Dopo oltre un anno di indagini silenziose, condotte con tenacia dalla Procura di Reggio Calabria, è arrivata la svolta nel caso che nel luglio 2024 sconvolse la città. Sara Genovese, 25 anni, residente nel quartiere di Pellaro, è stata arrestata con l’accusa di duplice infanticidio.

Una storia che fa rabbrividire, che sembra uscita da un film dell’orrore ma che, invece, è crudelmente reale. I due neonati, gemellini, erano stati partoriti in casa e poi soffocati. I loro corpicini, avvolti in una coperta, furono trovati dai genitori della ragazza dentro un armadio, nascosti tra gli abiti, attirati dal cattivo odore che proveniva dal mobile. Una giovane donna, adottata e che lavorava in un centro commerciale. Una vita apparentemente tranquilla fino a quel ricovero sospetto.

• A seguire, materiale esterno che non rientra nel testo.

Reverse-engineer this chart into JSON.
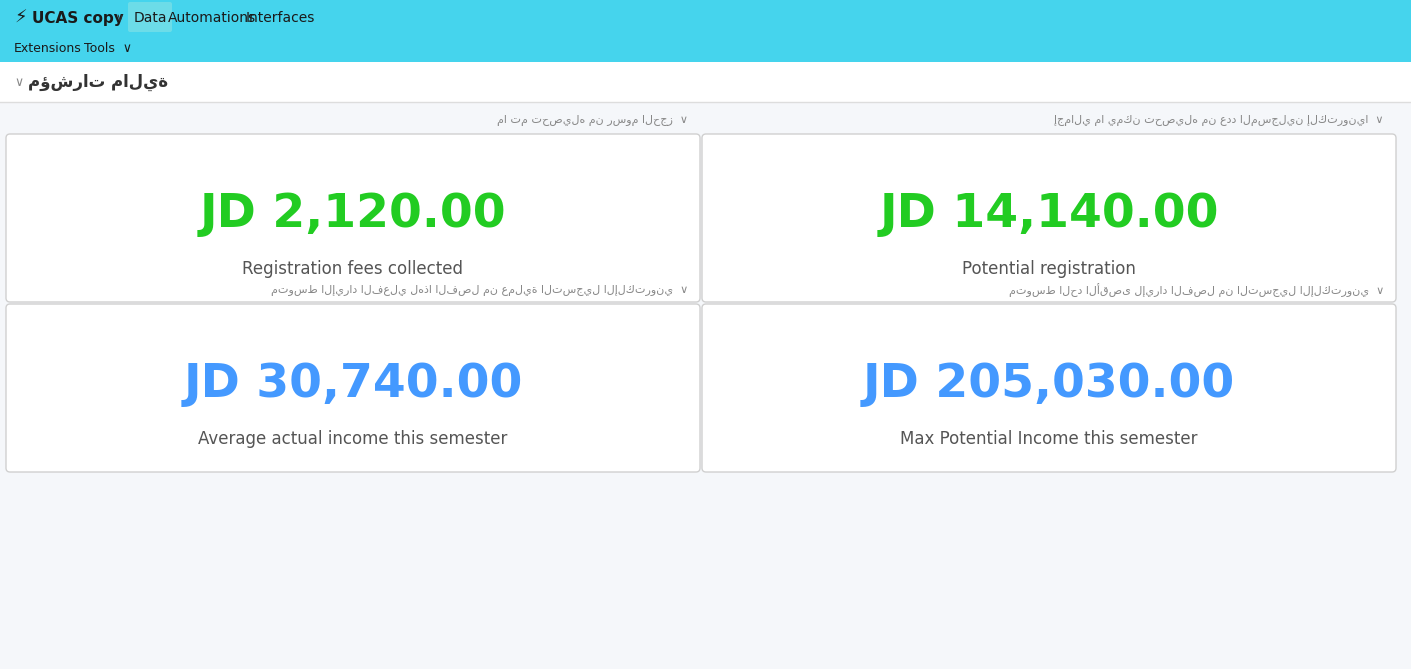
{
  "top_bar_color": "#45D4ED",
  "second_bar_color": "#45D4ED",
  "page_bg": "#F0F4F8",
  "white_bg": "#FFFFFF",
  "app_name": "UCAS copy",
  "nav_items": [
    "Data",
    "Automations",
    "Interfaces"
  ],
  "section_title_ar": "مؤشرات مالية",
  "card_bg": "#FFFFFF",
  "cards": [
    {
      "value": "JD 2,120.00",
      "label": "Registration fees collected",
      "label_ar": "ما تم تحصيله من رسوم الحجز",
      "value_color": "#22CC22",
      "row": 0,
      "col": 0
    },
    {
      "value": "JD 14,140.00",
      "label": "Potential registration",
      "label_ar": "إجمالي ما يمكن تحصيله من عدد المسجلين إلكترونيا",
      "value_color": "#22CC22",
      "row": 0,
      "col": 1
    },
    {
      "value": "JD 30,740.00",
      "label": "Average actual income this semester",
      "label_ar": "متوسط الإيراد الفعلي لهذا الفصل من عملية التسجيل الإلكتروني",
      "value_color": "#4499FF",
      "row": 1,
      "col": 0
    },
    {
      "value": "JD 205,030.00",
      "label": "Max Potential Income this semester",
      "label_ar": "متوسط الحد الأقصى لإيراد الفصل من التسجيل الإلكتروني",
      "value_color": "#4499FF",
      "row": 1,
      "col": 1
    }
  ]
}
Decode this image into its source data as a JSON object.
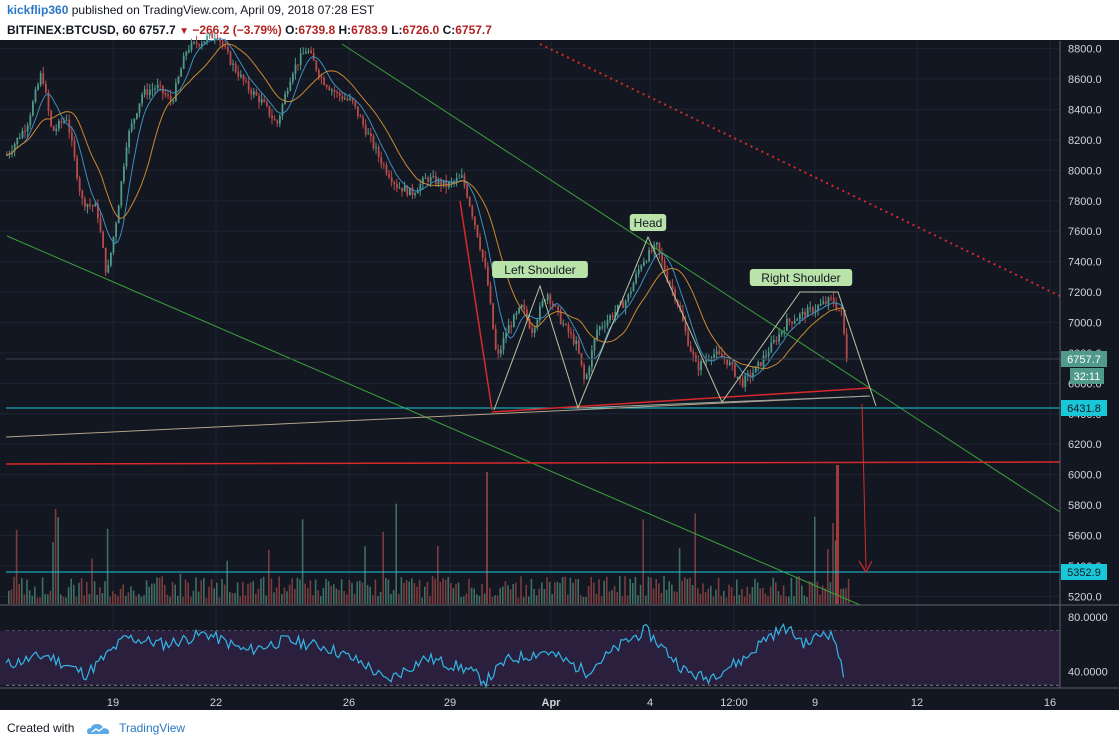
{
  "header": {
    "author": "kickflip360",
    "published_text": "published on TradingView.com, April 09, 2018 07:28 EST",
    "symbol": "BITFINEX:BTCUSD, 60",
    "last": "6757.7",
    "change": "−266.2 (−3.79%)",
    "open_label": "O:",
    "open_value": "6739.8",
    "high_label": "H:",
    "high_value": "6783.9",
    "low_label": "L:",
    "low_value": "6726.0",
    "close_label": "C:",
    "close_value": "6757.7"
  },
  "footer": {
    "created_with": "Created with",
    "brand": "TradingView"
  },
  "colors": {
    "background": "#131722",
    "grid": "#1e2330",
    "up": "#4f9a8a",
    "down": "#b84a4a",
    "ma_fast": "#3b8fbf",
    "ma_slow": "#c9882f",
    "trend_green": "#3aa13a",
    "trend_red": "#d62a2a",
    "support_cyan": "#19c8d8",
    "rsi_line": "#33b6e6",
    "rsi_band": "#2a1f3d"
  },
  "chart_data": {
    "type": "candlestick",
    "ylim": [
      5150,
      8850
    ],
    "y_ticks": [
      "8800.0",
      "8600.0",
      "8400.0",
      "8200.0",
      "8000.0",
      "7800.0",
      "7600.0",
      "7400.0",
      "7200.0",
      "7000.0",
      "6800.0",
      "6600.0",
      "6400.0",
      "6200.0",
      "6000.0",
      "5800.0",
      "5600.0",
      "5400.0",
      "5200.0"
    ],
    "x_ticks": [
      "19",
      "22",
      "26",
      "29",
      "Apr",
      "4",
      "12:00",
      "9",
      "12",
      "16"
    ],
    "price_path": [
      [
        0,
        8100
      ],
      [
        20,
        8300
      ],
      [
        35,
        8650
      ],
      [
        45,
        8250
      ],
      [
        60,
        8350
      ],
      [
        75,
        7800
      ],
      [
        90,
        7750
      ],
      [
        100,
        7300
      ],
      [
        110,
        7700
      ],
      [
        120,
        8200
      ],
      [
        135,
        8500
      ],
      [
        150,
        8550
      ],
      [
        165,
        8450
      ],
      [
        180,
        8800
      ],
      [
        195,
        8850
      ],
      [
        210,
        8900
      ],
      [
        225,
        8700
      ],
      [
        240,
        8550
      ],
      [
        255,
        8450
      ],
      [
        270,
        8300
      ],
      [
        285,
        8650
      ],
      [
        300,
        8800
      ],
      [
        315,
        8600
      ],
      [
        330,
        8500
      ],
      [
        345,
        8450
      ],
      [
        360,
        8250
      ],
      [
        375,
        8050
      ],
      [
        390,
        7900
      ],
      [
        405,
        7850
      ],
      [
        420,
        7950
      ],
      [
        440,
        7900
      ],
      [
        455,
        7950
      ],
      [
        460,
        7850
      ],
      [
        470,
        7600
      ],
      [
        480,
        7300
      ],
      [
        490,
        6750
      ],
      [
        500,
        6950
      ],
      [
        515,
        7100
      ],
      [
        525,
        6950
      ],
      [
        540,
        7200
      ],
      [
        555,
        7000
      ],
      [
        570,
        6850
      ],
      [
        578,
        6600
      ],
      [
        590,
        6950
      ],
      [
        605,
        7050
      ],
      [
        620,
        7150
      ],
      [
        635,
        7400
      ],
      [
        650,
        7500
      ],
      [
        660,
        7300
      ],
      [
        670,
        7150
      ],
      [
        680,
        6900
      ],
      [
        690,
        6700
      ],
      [
        705,
        6800
      ],
      [
        720,
        6750
      ],
      [
        735,
        6600
      ],
      [
        750,
        6700
      ],
      [
        765,
        6850
      ],
      [
        780,
        7000
      ],
      [
        795,
        7050
      ],
      [
        810,
        7100
      ],
      [
        825,
        7150
      ],
      [
        835,
        7050
      ],
      [
        840,
        6757.7
      ]
    ],
    "annotations": [
      {
        "label": "Left Shoulder",
        "price": 7250
      },
      {
        "label": "Head",
        "price": 7560
      },
      {
        "label": "Right Shoulder",
        "price": 7200
      }
    ],
    "price_labels": [
      {
        "text": "6757.7",
        "kind": "last"
      },
      {
        "text": "32:11",
        "kind": "timer"
      },
      {
        "text": "6431.8",
        "kind": "support"
      },
      {
        "text": "5352.9",
        "kind": "target"
      }
    ],
    "rsi": {
      "ylim": [
        28,
        88
      ],
      "y_ticks": [
        "80.0000",
        "40.0000"
      ],
      "levels": [
        70,
        30
      ],
      "path": [
        [
          0,
          45
        ],
        [
          40,
          52
        ],
        [
          80,
          38
        ],
        [
          120,
          65
        ],
        [
          160,
          60
        ],
        [
          200,
          68
        ],
        [
          240,
          55
        ],
        [
          280,
          63
        ],
        [
          320,
          58
        ],
        [
          360,
          45
        ],
        [
          380,
          33
        ],
        [
          420,
          50
        ],
        [
          460,
          42
        ],
        [
          480,
          33
        ],
        [
          500,
          48
        ],
        [
          540,
          55
        ],
        [
          580,
          40
        ],
        [
          620,
          62
        ],
        [
          640,
          70
        ],
        [
          680,
          40
        ],
        [
          700,
          35
        ],
        [
          740,
          50
        ],
        [
          760,
          65
        ],
        [
          780,
          72
        ],
        [
          800,
          60
        ],
        [
          820,
          70
        ],
        [
          830,
          62
        ],
        [
          838,
          33
        ]
      ]
    }
  }
}
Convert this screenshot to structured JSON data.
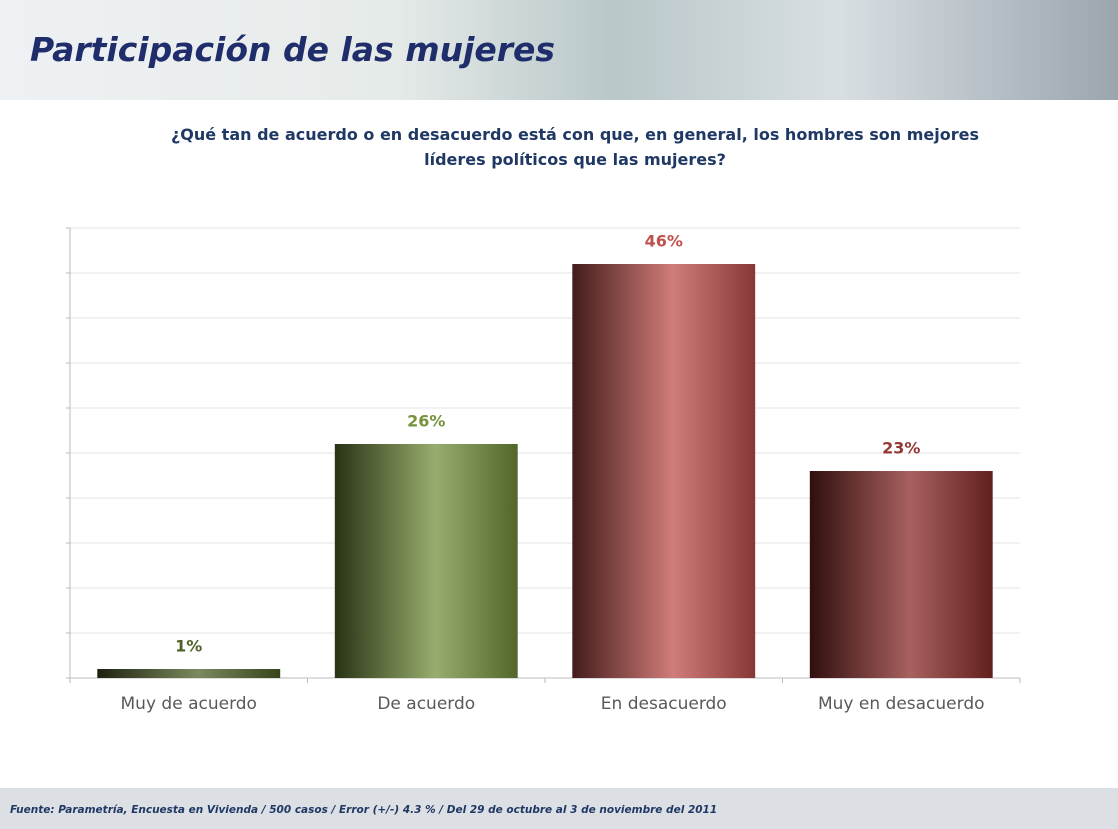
{
  "chart_data": {
    "type": "bar",
    "title": "Participación de las mujeres",
    "subtitle": "¿Qué tan de acuerdo o en desacuerdo está con que, en general, los hombres son mejores líderes políticos que las mujeres?",
    "source": "Fuente: Parametría, Encuesta en Vivienda / 500 casos / Error (+/-) 4.3 % / Del 29 de octubre al 3 de noviembre del 2011",
    "categories": [
      "Muy de acuerdo",
      "De acuerdo",
      "En desacuerdo",
      "Muy en desacuerdo"
    ],
    "values": [
      1,
      26,
      46,
      23
    ],
    "value_labels": [
      "1%",
      "26%",
      "46%",
      "23%"
    ],
    "colors": [
      "#4f6228",
      "#76923c",
      "#c0504d",
      "#8b2c2a"
    ],
    "label_colors": [
      "#4f6228",
      "#76923c",
      "#c0504d",
      "#953735"
    ],
    "ylim": [
      0,
      50
    ],
    "yticks": [
      0,
      5,
      10,
      15,
      20,
      25,
      30,
      35,
      40,
      45,
      50
    ],
    "grid": true
  }
}
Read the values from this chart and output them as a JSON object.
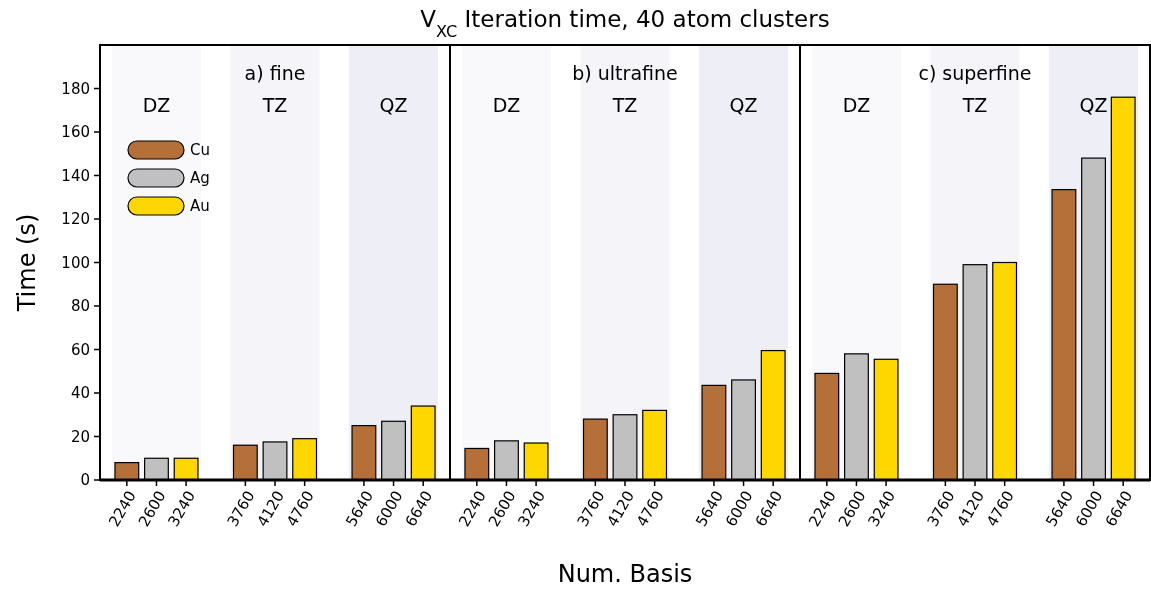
{
  "chart_data": [
    {
      "type": "bar",
      "subtitle": "a) fine",
      "ylabel": "Time (s)",
      "categories": [
        "2240",
        "2600",
        "3240",
        null,
        "3760",
        "4120",
        "4760",
        null,
        "5640",
        "6000",
        "6640"
      ],
      "ylim": [
        0,
        200
      ],
      "yticks": [
        0,
        20,
        40,
        60,
        80,
        100,
        120,
        140,
        160,
        180
      ],
      "legend": "top left",
      "bands": [
        {
          "axis": "x",
          "from": "2240",
          "to": "3240",
          "label": "DZ",
          "color": "#f9f9fc"
        },
        {
          "axis": "x",
          "from": "3760",
          "to": "4760",
          "label": "TZ",
          "color": "#f4f4f9"
        },
        {
          "axis": "x",
          "from": "5640",
          "to": "6640",
          "label": "QZ",
          "color": "#eeeef6"
        }
      ],
      "series": [
        {
          "name": "Cu",
          "color": "#b5703a",
          "values": [
            8,
            null,
            null,
            null,
            16,
            null,
            null,
            null,
            25,
            null,
            null
          ]
        },
        {
          "name": "Ag",
          "color": "#c0c0c0",
          "values": [
            null,
            10,
            null,
            null,
            null,
            17.5,
            null,
            null,
            null,
            27,
            null
          ]
        },
        {
          "name": "Au",
          "color": "#ffd700",
          "values": [
            null,
            null,
            10,
            null,
            null,
            null,
            19,
            null,
            null,
            null,
            34
          ]
        }
      ]
    },
    {
      "type": "bar",
      "title": "V$_{XC}$ Iteration time, 40 atom clusters",
      "subtitle": "b) ultrafine",
      "xlabel": "Num. Basis",
      "categories": [
        "2240",
        "2600",
        "3240",
        null,
        "3760",
        "4120",
        "4760",
        null,
        "5640",
        "6000",
        "6640"
      ],
      "series": [
        {
          "color": "#b5703a",
          "values": [
            14.5,
            null,
            null,
            null,
            28,
            null,
            null,
            null,
            43.5,
            null,
            null
          ]
        },
        {
          "color": "#c0c0c0",
          "values": [
            null,
            18,
            null,
            null,
            null,
            30,
            null,
            null,
            null,
            46,
            null
          ]
        },
        {
          "color": "#ffd700",
          "values": [
            null,
            null,
            17,
            null,
            null,
            null,
            32,
            null,
            null,
            null,
            59.5
          ]
        }
      ],
      "ylim": [
        0,
        200
      ],
      "tick_labels": "x",
      "bands": [
        {
          "axis": "x",
          "from": "2240",
          "to": "3240",
          "label": "DZ",
          "color": "#f9f9fc"
        },
        {
          "axis": "x",
          "from": "3760",
          "to": "4760",
          "label": "TZ",
          "color": "#f4f4f9"
        },
        {
          "axis": "x",
          "from": "5640",
          "to": "6640",
          "label": "QZ",
          "color": "#eeeef6"
        }
      ]
    },
    {
      "type": "bar",
      "subtitle": "c) superfine",
      "categories": [
        "2240",
        "2600",
        "3240",
        null,
        "3760",
        "4120",
        "4760",
        null,
        "5640",
        "6000",
        "6640"
      ],
      "series": [
        {
          "color": "#b5703a",
          "values": [
            49,
            null,
            null,
            null,
            90,
            null,
            null,
            null,
            133.5,
            null,
            null
          ]
        },
        {
          "color": "#c0c0c0",
          "values": [
            null,
            58,
            null,
            null,
            null,
            99,
            null,
            null,
            null,
            148,
            null
          ]
        },
        {
          "color": "#ffd700",
          "values": [
            null,
            null,
            55.5,
            null,
            null,
            null,
            100,
            null,
            null,
            null,
            176
          ]
        }
      ],
      "ylim": [
        0,
        200
      ],
      "tick_labels": "x",
      "bands": [
        {
          "axis": "x",
          "from": "2240",
          "to": "3240",
          "label": "DZ",
          "color": "#f9f9fc"
        },
        {
          "axis": "x",
          "from": "3760",
          "to": "4760",
          "label": "TZ",
          "color": "#f4f4f9"
        },
        {
          "axis": "x",
          "from": "5640",
          "to": "6640",
          "label": "QZ",
          "color": "#eeeef6"
        }
      ]
    }
  ]
}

La giovane, ricoverata al Gom (Grande Ospedale Metropolitano) per una forte emorragia, aveva fin da subito negato di essere incinta, dichiarando di avere avuto soltanto un malore. Ai medici, ai familiari, agli inquirenti ha sempre detto la stessa cosa: «Non ho mai avuto rapporti sessuali. Non ero incinta». Eppure, le prove biologiche e il Dna non hanno lasciato spazio a dubbi. I due neonati erano vivi al momento del parto e sono morti per soffocamento. Negava tutto poi, quando la tragedia è emersa in tutta la sua brutalità, il silenzio.

Una verità agghiacciante

A distanza di mesi, intercettazioni telefoniche, messaggi privati e un’indagine capillare condotta dalla squadra mobile hanno permesso di ricostruire una realtà ben più oscura di quanto si potesse immaginare. Su richiesta del procuratore Giuseppe Borrelli e del sostituto Chiara Greco, il GIP ha disposto l’arresto di Sara Genovese. Alla giovane è stata concessa la detenzione domiciliare con l’obbligo del braccialetto elettronico.

Ma quello che ha fatto precipitare ulteriormente la vicenda in una spirale di orrore è il sospetto che non si sia trattato di un gesto isolato. Le indagini hanno infatti portato alla luce un precedente inquietante: nel 2022, quando Sara aveva solo 22 anni, avrebbe vissuto una situazione analoga, sempre con lo stesso fidanzato, anch’egli oggi indagato per favoreggiamento. Secondo gli inquirenti, anche in quell’occasione la ragazza avrebbe partorito in segreto e poi soppresso il neonato, nascondendone il corpo.

Un male che si consuma nel silenzio

Le domande che emergono da questa vicenda sono molteplici e brucianti.
Come può una giovane donna portare avanti una gravidanza gemellare nel completo silenzio, senza che nessuno – amici, colleghi, genitori – si accorga di nulla?
Come si può vivere in una casa condivisa con i propri cari e nascondere un simile peso, nel corpo e nella mente, fino a un gesto irreparabile?
E ancora: cosa può portare una ragazza così giovane a compiere un gesto tanto estremo?

La storia di Sara Genovese non può essere liquidata solo come un fatto di cronaca nera. È il sintomo di un disagio profondo, di una solitudine invisibile che, evidentemente, nessuno è riuscito a cogliere. Non la famiglia, che pare ignara di tutto. Non i colleghi del centro commerciale dove lavorava. Non la società, che sembra aver fallito nel riconoscere i segnali di un malessere psicologico che urlava silenziosamente.

Una ferita collettiva

Nel frattempo, sono state disposte ulteriori perquisizioni con l’uso di cani molecolari e georadar nei terreni di proprietà della famiglia e del fidanzato, nel timore – mai così fondato – che vi possano essere altri resti umani.

È inevitabile, in casi come questo, tornare con la memoria ad episodi simili: uno su tutti, quello avvenuto a Parma qualche anno fa, con un altro infanticidio nascosto tra le mura domestiche, figlio della vergogna, del rifiuto e dell’abbandono. Un tragico déjà-vu che interroga non solo la giustizia, ma anche la nostra coscienza collettiva. Perché non si può morire così, appena venuti al mondo.
E non si può neanche vivere così, soli nel proprio dolore, fino a diventare carnefici di se stessi e degli altri.